BIG BROTHER OR BIG DATA?

AUTHOR: MARCO A. FUSARO

Language: Italian

I c.d. big data sono uno degli elementi essenziali della rivoluzione digitale che sta trasformando ogni giorno il modo di imparare, comunicare e vivere nella società del XXI secolo. Ma cosa sono? E come mai hanno attirato l’attenzione dei media e, adesso, quella dei decisori di Bruxelles?

Con il termine di big data ci si riferisce all’insieme di tutte quelle tipologie di dati e volumi di dati prodotti da persone, sensori o macchine, contenenti informazioni di ogni tipo, immagini, video, compresi i segnali provenienti dai GPS. Si tratta, come si può capire, di miliardi di miliardi di dati prodotti, presenti in decine di motori di ricerca, in centinaia di migliaia di database e in milioni e milioni di pagine Internet e pagine URL: essi semplificano molte delle nostre attività quotidiane, lavorative e non. Soprattutto, hanno avuto il merito di rendere accessibili a tutti, indistintamente, dati e informazioni che fino a 10 anni fa erano non trasferibili e non raggiungevano gran parte della popolazione.

Ciò detto, nonostante la diffusione dei big data sia uno strumento che offre inestimabili opportunità, pone anche delicate questioni che riguardano temi quali la sicurezza e la privacy, soprattutto quando si tratta della loro gestione da parte di aziende private. C’è molto scalpore se la NSA spia il cellulare della Cancelliera tedesca Angela Merkel, ma difficilmente ci si stupisce se ogni giorno le grandi piattaforme come Google e Facebook prendono ed utilizzano i dati degli utenti per fini commerciali.

Andando nel dettaglio, secondo uno studio della Commissione europea, il 73% dei cittadini dichiara di preferire dare l’approvazione specifica prima che i propri dati personali vengano utilizzati o diffusi.
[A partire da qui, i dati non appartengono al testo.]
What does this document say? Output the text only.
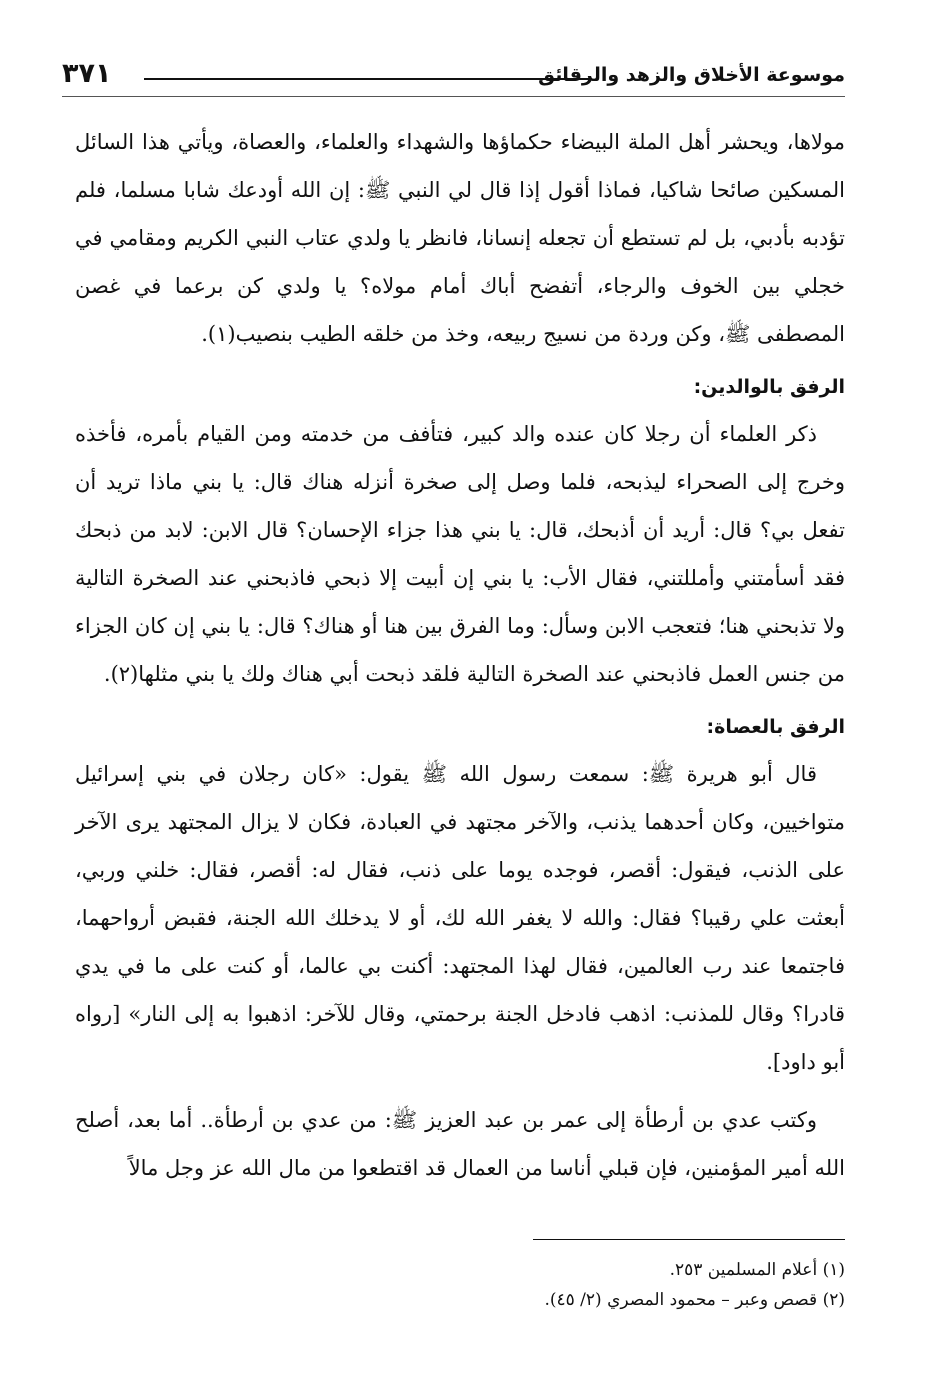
موسوعة الأخلاق والزهد والرقائق
٣٧١

مولاها، ويحشر أهل الملة البيضاء حكماؤها والشهداء والعلماء، والعصاة، ويأتي هذا السائل المسكين صائحا شاكيا، فماذا أقول إذا قال لي النبي ﷺ: إن الله أودعك شابا مسلما، فلم تؤدبه بأدبي، بل لم تستطع أن تجعله إنسانا، فانظر يا ولدي عتاب النبي الكريم ومقامي في خجلي بين الخوف والرجاء، أتفضح أباك أمام مولاه؟ يا ولدي كن برعما في غصن المصطفى ﷺ، وكن وردة من نسيج ربيعه، وخذ من خلقه الطيب بنصيب(١).

الرفق بالوالدين:

ذكر العلماء أن رجلا كان عنده والد كبير، فتأفف من خدمته ومن القيام بأمره، فأخذه وخرج إلى الصحراء ليذبحه، فلما وصل إلى صخرة أنزله هناك قال: يا بني ماذا تريد أن تفعل بي؟ قال: أريد أن أذبحك، قال: يا بني هذا جزاء الإحسان؟ قال الابن: لابد من ذبحك فقد أسأمتني وأمللتني، فقال الأب: يا بني إن أبيت إلا ذبحي فاذبحني عند الصخرة التالية ولا تذبحني هنا؛ فتعجب الابن وسأل: وما الفرق بين هنا أو هناك؟ قال: يا بني إن كان الجزاء من جنس العمل فاذبحني عند الصخرة التالية فلقد ذبحت أبي هناك ولك يا بني مثلها(٢).

الرفق بالعصاة:

قال أبو هريرة ﷺ: سمعت رسول الله ﷺ يقول: «كان رجلان في بني إسرائيل متواخيين، وكان أحدهما يذنب، والآخر مجتهد في العبادة، فكان لا يزال المجتهد يرى الآخر على الذنب، فيقول: أقصر، فوجده يوما على ذنب، فقال له: أقصر، فقال: خلني وربي، أبعثت علي رقيبا؟ فقال: والله لا يغفر الله لك، أو لا يدخلك الله الجنة، فقبض أرواحهما، فاجتمعا عند رب العالمين، فقال لهذا المجتهد: أكنت بي عالما، أو كنت على ما في يدي قادرا؟ وقال للمذنب: اذهب فادخل الجنة برحمتي، وقال للآخر: اذهبوا به إلى النار» [رواه أبو داود].

وكتب عدي بن أرطأة إلى عمر بن عبد العزيز ﷺ: من عدي بن أرطأة.. أما بعد، أصلح الله أمير المؤمنين، فإن قبلي أناسا من العمال قد اقتطعوا من مال الله عز وجل مالاً

(١) أعلام المسلمين ٢٥٣.

(٢) قصص وعبر – محمود المصري (٢/ ٤٥).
Questo sondaggio conferma una volta di più il fatto che la fiducia e la tutela dei dati privati è elemento prioritario per il consumatore.

Per questo motivo le istituzioni europee e i suoi decisori hanno davanti la difficile sfida di trovare un giusto equilibrio tra la libera diffusione – su cui si è già espressa la Corte di Giustizia europea, nel recente e rumoroso caso “Safe Harbour” – e la possibilità di analisi e utilizzo dei dati, soprattutto quando sono in possesso di compagnie private, in maniera da prevedere un quadro normativo fatto di standard comuni e uniformi a livello europeo che ne garantiscano una protezione trasparente.

Le istituzioni europee si stanno muovendo in questa direzione. La Commissione ha difatti previsto un pacchetto di riforme sulla protezione dei dati, da varare possibilmente entro la fine del 2015, sulla base di alcuni principi chiave: garantire al mercato digitale uno stesso level-playing field (cioè pari opportunità), con regole chiare e uniformi, tutelare i cittadini-consumatori garantendo più trasparenza e maggiori informazioni, aprire il mercato alle start-up innovative e ad alto contenuto tecnologico. Saranno regole che valide anche per aziende non europee, garantendo così un quadro normativo competitivo a livello globale.

La direzione intrapresa sembra quella giusta. Se i big data saranno uno dei cardini della Terza Rivoluzione industriale, quella digitale, come sostiene Jeremy Rifkin, celebre sociologo ed economista americano, allora occorre una regolamentazione chiara e precisa a livello europeo che tuteli la privacy e i diritti dei cittadini-consumatori.